Anti-LLM, pro-scientific AI should not be difficult πŸ˜‰

@tschenkel I think we are in agreement.

@Ruth_Mottram

That's how I understood your comment

@Ruth_Mottram - but also a good example of why we need do un-conflate SlopAI, like the kind Theyℒ️ want to make billions on while disenfranchising us all, from actual, useful computer tools which may or may not be based on the same underlying technology and/or science.

They try to ride the hype wave where I work, too, but if your area is expertise & your tools are expert systems, this conflation is about as useful as marketing microwave TV dinners when you're a chef.

@jwcph hah yes, that's a nice analogy, and that's exactly why I posted. The fediverse doesn't have nearly enough positive stories around the application of AI/ML* tools and Europe seriously risks being left behind as a result.

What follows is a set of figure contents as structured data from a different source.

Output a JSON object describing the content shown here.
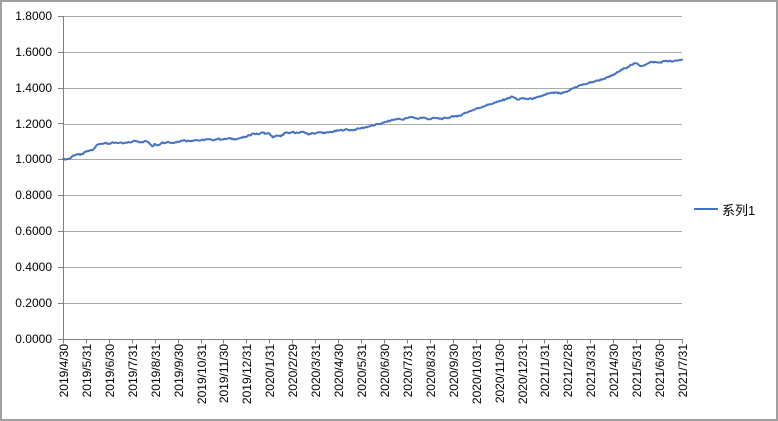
{
  "chart_data": {
    "type": "line",
    "title": "",
    "xlabel": "",
    "ylabel": "",
    "background_color": "#FFFFFF",
    "border_color": "#A0A0A0",
    "grid_color": "#ABABAB",
    "axis_color": "#808080",
    "text_color": "#000000",
    "grid": "on",
    "legend_position": "right",
    "legend": {
      "label": "系列1",
      "line_color": "#4472C4"
    },
    "y_axis": {
      "min": 0.0,
      "max": 1.8,
      "step": 0.2,
      "tick_labels": [
        "0.0000",
        "0.2000",
        "0.4000",
        "0.6000",
        "0.8000",
        "1.0000",
        "1.2000",
        "1.4000",
        "1.6000",
        "1.8000"
      ]
    },
    "x_axis": {
      "tick_labels": [
        "2019/4/30",
        "2019/5/31",
        "2019/6/30",
        "2019/7/31",
        "2019/8/31",
        "2019/9/30",
        "2019/10/31",
        "2019/11/30",
        "2019/12/31",
        "2020/1/31",
        "2020/2/29",
        "2020/3/31",
        "2020/4/30",
        "2020/5/31",
        "2020/6/30",
        "2020/7/31",
        "2020/8/31",
        "2020/9/30",
        "2020/10/31",
        "2020/11/30",
        "2020/12/31",
        "2021/1/31",
        "2021/2/28",
        "2021/3/31",
        "2021/4/30",
        "2021/5/31",
        "2021/6/30",
        "2021/7/31"
      ]
    },
    "series": [
      {
        "name": "系列1",
        "color": "#4472C4",
        "stroke_width": 2,
        "points_t_value": [
          [
            0,
            1.0
          ],
          [
            0.15,
            1.001
          ],
          [
            0.3,
            1.004
          ],
          [
            0.45,
            1.022
          ],
          [
            0.6,
            1.028
          ],
          [
            0.75,
            1.025
          ],
          [
            0.9,
            1.034
          ],
          [
            1.0,
            1.042
          ],
          [
            1.15,
            1.048
          ],
          [
            1.3,
            1.052
          ],
          [
            1.5,
            1.082
          ],
          [
            1.7,
            1.088
          ],
          [
            1.85,
            1.092
          ],
          [
            2.0,
            1.088
          ],
          [
            2.3,
            1.094
          ],
          [
            2.6,
            1.089
          ],
          [
            2.8,
            1.093
          ],
          [
            3.0,
            1.097
          ],
          [
            3.15,
            1.104
          ],
          [
            3.4,
            1.096
          ],
          [
            3.65,
            1.102
          ],
          [
            3.8,
            1.085
          ],
          [
            3.9,
            1.072
          ],
          [
            4.0,
            1.086
          ],
          [
            4.15,
            1.079
          ],
          [
            4.3,
            1.092
          ],
          [
            4.6,
            1.097
          ],
          [
            4.8,
            1.091
          ],
          [
            5.0,
            1.099
          ],
          [
            5.25,
            1.107
          ],
          [
            5.5,
            1.102
          ],
          [
            5.75,
            1.108
          ],
          [
            6.0,
            1.105
          ],
          [
            6.25,
            1.112
          ],
          [
            6.5,
            1.108
          ],
          [
            6.75,
            1.114
          ],
          [
            7.0,
            1.111
          ],
          [
            7.25,
            1.117
          ],
          [
            7.5,
            1.113
          ],
          [
            7.75,
            1.119
          ],
          [
            8.0,
            1.126
          ],
          [
            8.3,
            1.145
          ],
          [
            8.5,
            1.14
          ],
          [
            8.7,
            1.15
          ],
          [
            8.9,
            1.143
          ],
          [
            9.0,
            1.145
          ],
          [
            9.15,
            1.122
          ],
          [
            9.3,
            1.133
          ],
          [
            9.5,
            1.128
          ],
          [
            9.7,
            1.149
          ],
          [
            9.85,
            1.145
          ],
          [
            10.0,
            1.152
          ],
          [
            10.3,
            1.147
          ],
          [
            10.5,
            1.154
          ],
          [
            10.7,
            1.138
          ],
          [
            10.85,
            1.147
          ],
          [
            11.0,
            1.145
          ],
          [
            11.2,
            1.151
          ],
          [
            11.45,
            1.147
          ],
          [
            11.7,
            1.153
          ],
          [
            12.0,
            1.16
          ],
          [
            12.3,
            1.166
          ],
          [
            12.6,
            1.163
          ],
          [
            12.8,
            1.168
          ],
          [
            13.0,
            1.174
          ],
          [
            13.3,
            1.182
          ],
          [
            13.6,
            1.191
          ],
          [
            13.8,
            1.198
          ],
          [
            14.0,
            1.205
          ],
          [
            14.3,
            1.217
          ],
          [
            14.6,
            1.226
          ],
          [
            14.8,
            1.222
          ],
          [
            15.0,
            1.23
          ],
          [
            15.2,
            1.236
          ],
          [
            15.45,
            1.227
          ],
          [
            15.7,
            1.233
          ],
          [
            16.0,
            1.224
          ],
          [
            16.2,
            1.231
          ],
          [
            16.5,
            1.226
          ],
          [
            16.8,
            1.231
          ],
          [
            17.0,
            1.242
          ],
          [
            17.2,
            1.238
          ],
          [
            17.5,
            1.257
          ],
          [
            17.75,
            1.269
          ],
          [
            18.0,
            1.281
          ],
          [
            18.3,
            1.294
          ],
          [
            18.6,
            1.307
          ],
          [
            18.8,
            1.314
          ],
          [
            19.0,
            1.322
          ],
          [
            19.3,
            1.336
          ],
          [
            19.6,
            1.35
          ],
          [
            19.85,
            1.333
          ],
          [
            20.0,
            1.34
          ],
          [
            20.3,
            1.337
          ],
          [
            20.6,
            1.342
          ],
          [
            20.8,
            1.349
          ],
          [
            21.0,
            1.36
          ],
          [
            21.2,
            1.368
          ],
          [
            21.5,
            1.372
          ],
          [
            21.7,
            1.367
          ],
          [
            22.0,
            1.377
          ],
          [
            22.2,
            1.394
          ],
          [
            22.5,
            1.411
          ],
          [
            22.75,
            1.419
          ],
          [
            23.0,
            1.428
          ],
          [
            23.3,
            1.439
          ],
          [
            23.6,
            1.45
          ],
          [
            23.8,
            1.459
          ],
          [
            24.0,
            1.47
          ],
          [
            24.2,
            1.487
          ],
          [
            24.5,
            1.508
          ],
          [
            24.8,
            1.528
          ],
          [
            25.0,
            1.536
          ],
          [
            25.2,
            1.521
          ],
          [
            25.45,
            1.531
          ],
          [
            25.7,
            1.544
          ],
          [
            26.0,
            1.54
          ],
          [
            26.3,
            1.55
          ],
          [
            26.6,
            1.546
          ],
          [
            26.8,
            1.551
          ],
          [
            27.0,
            1.557
          ]
        ]
      }
    ]
  }
}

*In principle I think I prefer Machine Learning as a terminology, but I'm not against AI if it is strictly defined as on wikipedia: "Artificial intelligence (AI) is the capability of computational systems to perform tasks typically associated with human intelligence, such as learning, reasoning, problem-solving, perception, and decision-making. It is a field of research in computer science that develops and studies methods and software that enable machines to perceive their environment and use learning and intelligence to take actions that maximize their chances of achieving defined goals"

@Ruth_Mottram I'm not super-worried; I think useful applications are pursued with appropriate vigor regardless of the hype cycle. The effort could use more money but those projects aren't getting it now either...

I prefer to stay away from anthropomorfisms entirely; computers don't learn & are not intelligent. It's called programming, algorithms etc. Perception, decision, intent, goals... none of that exists in The Machine; it's all simulation at best & we have no path to the real thing.